Der rund 28 auf 32 Meter große Garten der Erinnerung liegt am bestehenden Stutendenkmal in Freudental, noch einem geschichtsträchtigen Ort, der tief in der Freudentaler Geschichte verwurzelt ist. Nach der Idee der Nachfahrin Toby Sonneman und auf Initiative des Freudentaler Arbeitskreises „Erinnern und Gedenken“ entstand der Garten am Ende des Stutenwegs. In alle Winde zerstreut sind inzwischen die Nachfahren des späteren Holocausts, die Historiker und Journalist Steffen Pross für seine „Freudentaler Adressbücher“ ausfindig machte. In Freudental ist für sie nun der Garten entstanden mit der Möglichkeit kleine Obstbäume zu pflanzen, die für die Nachfahren einen persönlichen Ort der Erinnerung bedeuten.

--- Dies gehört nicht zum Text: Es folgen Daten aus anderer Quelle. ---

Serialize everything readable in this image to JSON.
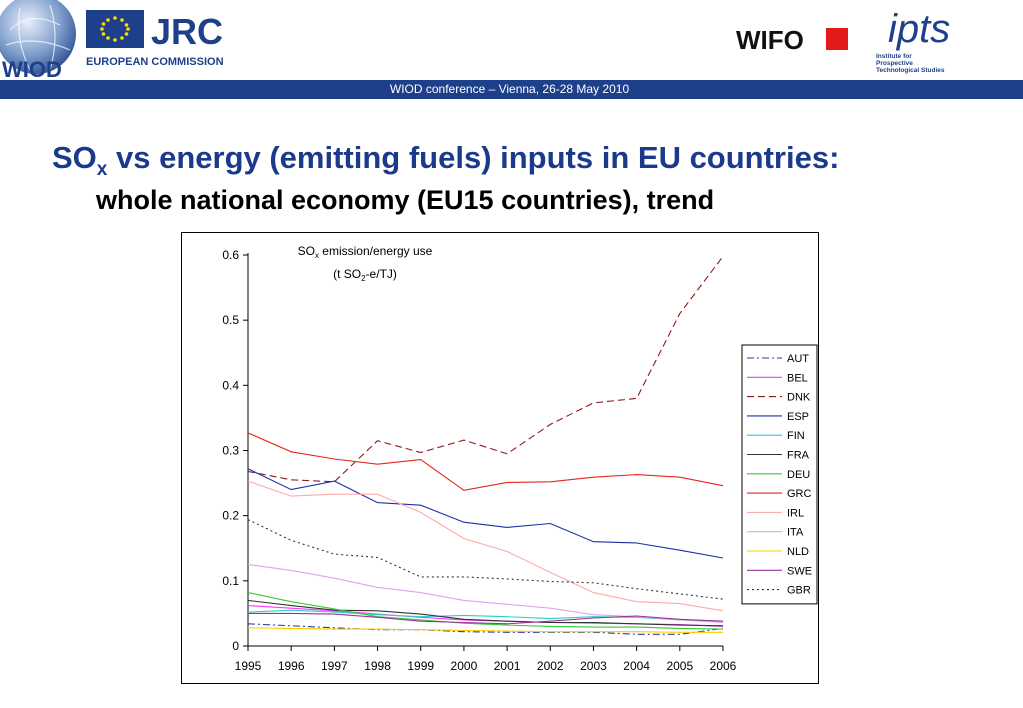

Rund 20 von ihnen waren aus den USA, Kanada, Guatemala, Argentinien und Spanien angereist zum viertägigen Programm, das der Arbeitskreis vorbereitet hatte. Nach dem öffentlichen Empfang im Rathaus am Donnerstag gab es dort eine Vernissage (die BZ berichtete), am Freitag ein internes Besuchsprogramm und den Besuch der KZ-Gedenkstätte in Vaihingen. Am Samstag führten Pross und PKC-Leiterin Barbara Schüßler in einem historischen Ortsrundgang die Gruppe durch Freudental und berichteten von den früheren jüdischen Hausbesitzern. Die frühere Synagoge, wo heute das Pädagogisch-Kulturelle Centrum (PKC) steht, hatte hier eine zentrale Bedeutung: Details zur früheren Synagoge, zur zerstörten jüdischen Schule, der Reichskristallnacht und den Widrigkeiten, denen Juden im Ort während der Nazizeit ausgesetzt waren, wurden von Pross und PKC-Leiterin Schüßler vermittelt.

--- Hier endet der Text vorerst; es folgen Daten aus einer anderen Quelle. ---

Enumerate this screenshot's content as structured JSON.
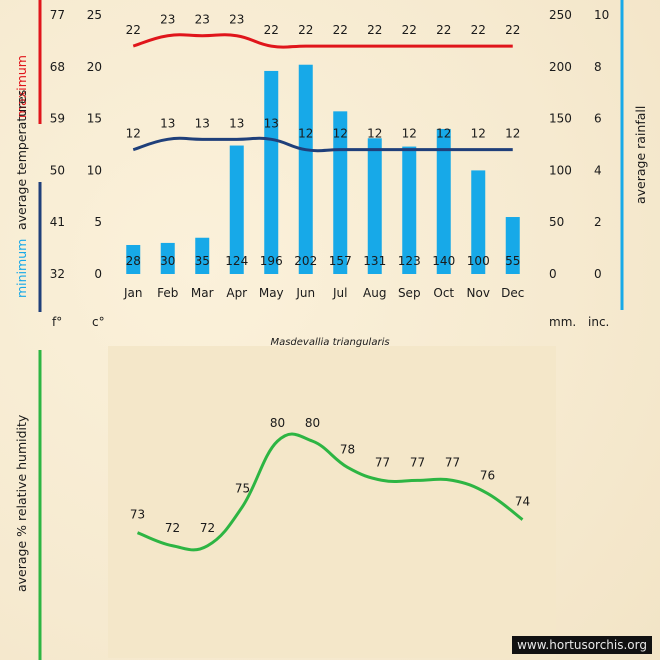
{
  "species": "Masdevallia triangularis",
  "watermark": "www.hortusorchis.org",
  "colors": {
    "maximum": "#e0151b",
    "minimum": "#1f3f7a",
    "rainfall": "#17a9e8",
    "humidity": "#2db543"
  },
  "labels": {
    "maximum": "maximum",
    "average_temperatures": "average  temperatures",
    "minimum": "minimum",
    "average_rainfall": "average rainfall",
    "fahrenheit": "f°",
    "celsius": "c°",
    "mm": "mm.",
    "inches": "inc.",
    "average_humidity": "average %  relative humidity"
  },
  "chart_data": [
    {
      "type": "bar+line",
      "title": "Masdevallia triangularis",
      "categories": [
        "Jan",
        "Feb",
        "Mar",
        "Apr",
        "May",
        "Jun",
        "Jul",
        "Aug",
        "Sep",
        "Oct",
        "Nov",
        "Dec"
      ],
      "series": [
        {
          "name": "maximum",
          "kind": "line",
          "axis": "celsius",
          "values": [
            22,
            23,
            23,
            23,
            22,
            22,
            22,
            22,
            22,
            22,
            22,
            22
          ]
        },
        {
          "name": "minimum",
          "kind": "line",
          "axis": "celsius",
          "values": [
            12,
            13,
            13,
            13,
            13,
            12,
            12,
            12,
            12,
            12,
            12,
            12
          ]
        },
        {
          "name": "average rainfall",
          "kind": "bar",
          "axis": "mm",
          "values": [
            28,
            30,
            35,
            124,
            196,
            202,
            157,
            131,
            123,
            140,
            100,
            55
          ]
        }
      ],
      "axes": {
        "fahrenheit": {
          "ticks": [
            32,
            41,
            50,
            59,
            68,
            77
          ]
        },
        "celsius": {
          "range": [
            0,
            25
          ],
          "ticks": [
            0,
            5,
            10,
            15,
            20,
            25
          ]
        },
        "mm": {
          "range": [
            0,
            250
          ],
          "ticks": [
            0,
            50,
            100,
            150,
            200,
            250
          ]
        },
        "inches": {
          "ticks": [
            0,
            2,
            4,
            6,
            8,
            10
          ]
        }
      }
    },
    {
      "type": "line",
      "categories": [
        "Jan",
        "Feb",
        "Mar",
        "Apr",
        "May",
        "Jun",
        "Jul",
        "Aug",
        "Sep",
        "Oct",
        "Nov",
        "Dec"
      ],
      "series": [
        {
          "name": "average % relative humidity",
          "values": [
            73,
            72,
            72,
            75,
            80,
            80,
            78,
            77,
            77,
            77,
            76,
            74
          ]
        }
      ],
      "ylim": [
        69,
        82
      ]
    }
  ]
}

Am Abend hatten sich viele Freudentaler Bürger nach einem Aufruf gemeldet, um die Nachfahren einzuladen und mit ihnen einen gemütlichen Abend zu verbringen. Nach einem ökumenischen Gottesdienst am Sonntag wurde der „Garten der Erinnerung“ dann eingeweiht. Bei der Eröffnung verwies die gerade ausgeschiedene Gemeinderätin Dr. Christiane Weigner auf die Rolle der Garten als „lebendiger Ort des Gedenkens“, an dem Leben und Wachsen im Mittelpunkt stehen. Bürgermeister Alexander Fleig würdigte die große Bereitschaft, am Bürgerprojekt mitzuwirken und die Idee in die Tat umzusetzen.

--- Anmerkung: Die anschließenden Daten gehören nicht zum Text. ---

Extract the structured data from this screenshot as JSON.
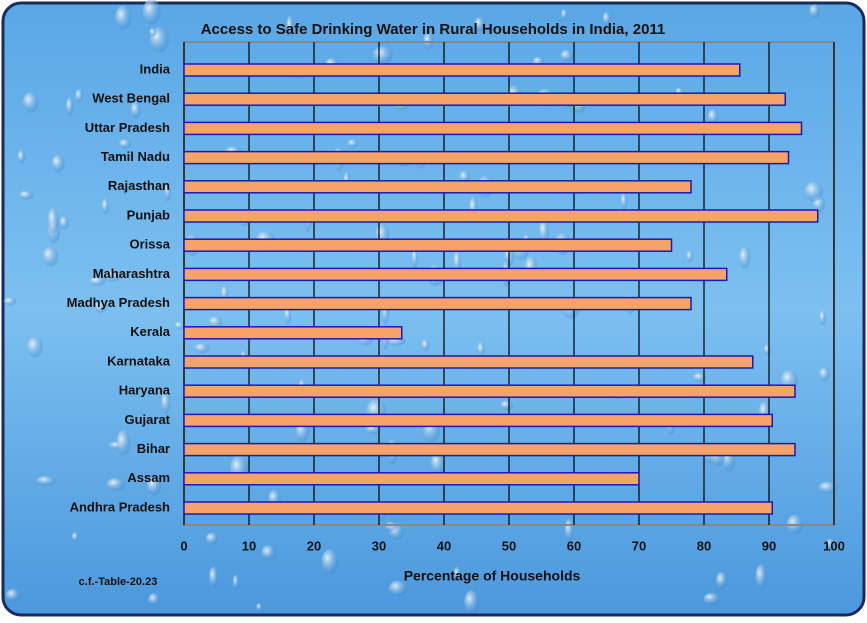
{
  "chart_data": {
    "type": "bar",
    "orientation": "horizontal",
    "title": "Access to Safe Drinking Water in Rural Households in India, 2011",
    "x_label": "Percentage of Households",
    "annotation": "c.f.-Table-20.23",
    "categories": [
      "India",
      "West Bengal",
      "Uttar Pradesh",
      "Tamil Nadu",
      "Rajasthan",
      "Punjab",
      "Orissa",
      "Maharashtra",
      "Madhya Pradesh",
      "Kerala",
      "Karnataka",
      "Haryana",
      "Gujarat",
      "Bihar",
      "Assam",
      "Andhra Pradesh"
    ],
    "values": [
      85.5,
      92.5,
      95,
      93,
      78,
      97.5,
      75,
      83.5,
      78,
      33.5,
      87.5,
      94,
      90.5,
      94,
      70,
      90.5
    ],
    "color": "#f6a36a",
    "edge_color": "#1a1ab8",
    "xlim": [
      0,
      100
    ],
    "xticks": [
      0,
      10,
      20,
      30,
      40,
      50,
      60,
      70,
      80,
      90,
      100
    ],
    "grid": true
  }
}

Der jetzt eröffnete Garten beim Stutendenkmal wird keine reine Gedenkstätte werden sondern ein Teil der „Freudentaler Kulturwege“, deren Homepage seit dem Wochenende online ist. 10 000 Euro wurden für Garten und Nachfahrentreffen in den Haushalt eingestellt, dazu gab es für die Veranstaltung ein hohes Spendenaufkommen und für den Garten selbst viele ehrenamtliche Arbeiten.